Bernard Cazeneuve nie le réel

Par Samedi 22 août 2015 Permalink 19

Le ministre Bernard Cazeneuve reste très prudent sur l’interprétation des faits criminels survenus hier dans le train entre Bruxelles et Paris. Ce n’est pas parce que l’homme, heureusement arrêté, est arabe, musulman, pourvu d’armes à feu et d’armes blanches, qu’il veut tirer sur les passagers d’un wagon, qu’il revient de Syrie, et, cerise sur le gâteau, fait l’objet d’une fiche des services de renseignements français après des informations collectées par leurs confrères espagnols qu’il faut voir en lui, donc, d’après notre grand serviteur de l’état, un terroriste!

Nos dirigeants sont tétanisés par le réel et refusent de voir la situation du pays dont ils sont à la tête. Aussi se gargarisent-ils de discours alambiqués à la langue de bois la plus méprisable pour éviter d’avoir à qualifier l’évidence tragique d’une France assaillie par des islamistes extrémistes, incapable de faire face car imprégnée d’un politiquement correct mortifère. L’islam en cause, et je veux bien croire qu’il en existe une autre interprétation, est sexiste, intolérant, hégémonique. Il rejette catégoriquement la culture occidentale et compte petit à petit sur l’immigration incontrôlée et le taux élevé de natalité pour obtenir dans quelques années la majorité en France d’abord puis ailleurs en Europe, afin de tendre vers un régime théocratique. La violence dont certains islamistes font preuve sert à effrayer la population pour mieux imposer des vues dont ils ne se cachent pas, qu’ils proclament même en prenant de plus en plus d’assurance face à un état pusillanime. La laïcité, comprise comme une démission, est un outil pratique mais ne vaut pas à leurs yeux une bonne rafale de Kalachnikov tirée de temps en temps sur des innocents.

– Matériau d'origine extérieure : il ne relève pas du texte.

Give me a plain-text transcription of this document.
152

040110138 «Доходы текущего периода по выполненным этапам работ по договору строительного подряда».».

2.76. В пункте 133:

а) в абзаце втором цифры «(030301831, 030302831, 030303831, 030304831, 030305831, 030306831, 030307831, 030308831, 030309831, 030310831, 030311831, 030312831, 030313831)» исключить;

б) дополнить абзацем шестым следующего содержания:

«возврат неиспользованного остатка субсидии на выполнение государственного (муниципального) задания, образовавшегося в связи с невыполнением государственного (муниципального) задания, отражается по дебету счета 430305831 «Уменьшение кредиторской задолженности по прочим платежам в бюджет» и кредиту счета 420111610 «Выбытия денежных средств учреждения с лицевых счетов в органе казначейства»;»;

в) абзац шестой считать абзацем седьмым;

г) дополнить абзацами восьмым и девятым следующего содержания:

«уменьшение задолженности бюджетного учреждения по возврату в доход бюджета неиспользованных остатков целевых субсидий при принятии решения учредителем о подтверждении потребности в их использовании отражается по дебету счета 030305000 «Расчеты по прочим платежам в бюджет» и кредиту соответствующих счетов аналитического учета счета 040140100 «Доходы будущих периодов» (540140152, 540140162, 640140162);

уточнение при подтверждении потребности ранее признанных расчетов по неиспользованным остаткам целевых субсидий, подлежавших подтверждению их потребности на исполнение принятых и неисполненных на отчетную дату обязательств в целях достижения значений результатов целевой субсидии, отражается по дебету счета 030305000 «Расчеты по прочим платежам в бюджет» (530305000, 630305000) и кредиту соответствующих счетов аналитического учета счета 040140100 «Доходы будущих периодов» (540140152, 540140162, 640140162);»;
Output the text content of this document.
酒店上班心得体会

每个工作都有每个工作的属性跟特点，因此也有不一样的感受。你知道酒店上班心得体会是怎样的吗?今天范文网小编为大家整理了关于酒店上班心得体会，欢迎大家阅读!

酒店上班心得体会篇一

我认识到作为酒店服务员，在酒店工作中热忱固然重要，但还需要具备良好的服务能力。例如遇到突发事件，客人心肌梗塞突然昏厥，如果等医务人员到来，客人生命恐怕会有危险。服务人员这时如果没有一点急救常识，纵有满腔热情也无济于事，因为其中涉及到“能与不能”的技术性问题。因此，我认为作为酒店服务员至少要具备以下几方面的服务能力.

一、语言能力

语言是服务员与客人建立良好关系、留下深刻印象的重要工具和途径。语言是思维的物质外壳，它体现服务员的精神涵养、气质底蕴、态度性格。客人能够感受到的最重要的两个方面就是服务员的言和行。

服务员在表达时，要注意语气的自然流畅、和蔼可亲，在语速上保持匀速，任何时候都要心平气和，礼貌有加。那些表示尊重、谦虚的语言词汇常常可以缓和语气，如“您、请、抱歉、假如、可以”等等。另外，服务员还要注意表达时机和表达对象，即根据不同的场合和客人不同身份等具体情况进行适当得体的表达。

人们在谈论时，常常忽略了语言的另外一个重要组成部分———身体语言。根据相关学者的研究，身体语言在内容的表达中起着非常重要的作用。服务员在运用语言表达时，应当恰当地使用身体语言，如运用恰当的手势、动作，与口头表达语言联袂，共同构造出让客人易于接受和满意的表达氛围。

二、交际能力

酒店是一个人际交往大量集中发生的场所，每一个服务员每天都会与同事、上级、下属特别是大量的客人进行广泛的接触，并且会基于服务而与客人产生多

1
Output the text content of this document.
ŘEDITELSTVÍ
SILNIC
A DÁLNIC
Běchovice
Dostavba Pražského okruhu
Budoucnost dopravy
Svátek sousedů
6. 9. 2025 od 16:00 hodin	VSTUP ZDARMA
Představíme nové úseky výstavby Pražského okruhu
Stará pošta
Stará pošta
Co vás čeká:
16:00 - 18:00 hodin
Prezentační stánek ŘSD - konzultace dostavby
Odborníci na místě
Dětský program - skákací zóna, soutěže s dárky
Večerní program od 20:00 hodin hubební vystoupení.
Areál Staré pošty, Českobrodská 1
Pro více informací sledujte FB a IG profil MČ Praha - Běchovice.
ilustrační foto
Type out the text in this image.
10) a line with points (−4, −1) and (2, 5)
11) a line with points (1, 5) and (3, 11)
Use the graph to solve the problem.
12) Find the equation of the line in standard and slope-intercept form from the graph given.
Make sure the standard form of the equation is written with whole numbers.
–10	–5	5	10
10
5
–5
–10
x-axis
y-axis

Si tous ces apprentis terroristes n’étaient pas si maladroits, nous aurions depuis l’affaire Koulibani-Kouachi des dizaines de victimes dans les églises ou les transports en commun partout sur le territoire. Mais le ministre de l’intérieur refuse de se précipiter dans une interprétation qui a le défaut de se situer dans la réalité des faits, dans les dérives incontestables de la société française et préfère temporiser, démentir, nier, tellement il a peur du déclenchement d’une guerre civile. Alors, n’importe quelles sottises sont relayées par la presse cherchant à faire croire à des actes de grand banditisme ou de personnes folles pour continuer encore un peu à endormir l’opinion publique.